Fuzzy Spheres in pp Wave Matrix String Theory

TL;DR

This paper investigates the behavior of matrix string theory in a type IIA pp wave background, revealing a transition from perturbative strings to fuzzy sphere configurations at strong coupling, with detailed spectral analysis of fluctuations.

Contribution

It provides a detailed analysis of fuzzy sphere vacua in pp wave matrix string theory and characterizes the fluctuation spectrum around these vacua, highlighting new nonperturbative features.

Findings

At small g_s, the theory reduces to perturbative strings.

At large M g_s, fuzzy sphere vacua emerge with nonzero lightcone momenta.
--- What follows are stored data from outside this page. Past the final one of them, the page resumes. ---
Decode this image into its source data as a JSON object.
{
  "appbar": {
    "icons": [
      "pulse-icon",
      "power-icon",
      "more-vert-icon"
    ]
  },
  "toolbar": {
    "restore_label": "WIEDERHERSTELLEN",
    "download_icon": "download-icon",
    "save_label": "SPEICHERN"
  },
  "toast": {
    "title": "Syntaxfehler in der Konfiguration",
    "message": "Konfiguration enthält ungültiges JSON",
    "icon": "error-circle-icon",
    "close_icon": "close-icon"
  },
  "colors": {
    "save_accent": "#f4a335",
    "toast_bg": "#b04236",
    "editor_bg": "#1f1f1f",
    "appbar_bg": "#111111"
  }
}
The fluctuation spectrum around fuzzy spheres is independent of sphere radius.

Abstract

The behaviour of matrix string theory in the background of a type IIA pp wave at small string coupling, g_s << 1, is determined by the combination M g_s where M is a dimensionless parameter proportional to the strength of the Ramond-Ramond background. For M g_s << 1, the matrix string theory is conventional; only the degrees of freedom in the Cartan subalgebra contribute, and the theory reduces to copies of the perturbative string. For M g_s >> 1, the theory admits degenerate vacua representing fundamental strings blown up into fuzzy spheres with nonzero lightcone momenta. We determine the spectrum of small fluctuations around these vacua. Around such a vacuum all N-squared degrees of freedom are excited with comparable energies. The spectrum of masses has a spacing which is independent of the radius of the fuzzy sphere, in agreement with expected behaviour of continuum giant gravitons. Furthermore, for fuzzy spheres characterized by reducible representations of SU(2) and vanishing Wilson lines, the boundary conditions on the field are characterized by a set of continuous angles which shows that generically the blown up strings do not ``close''.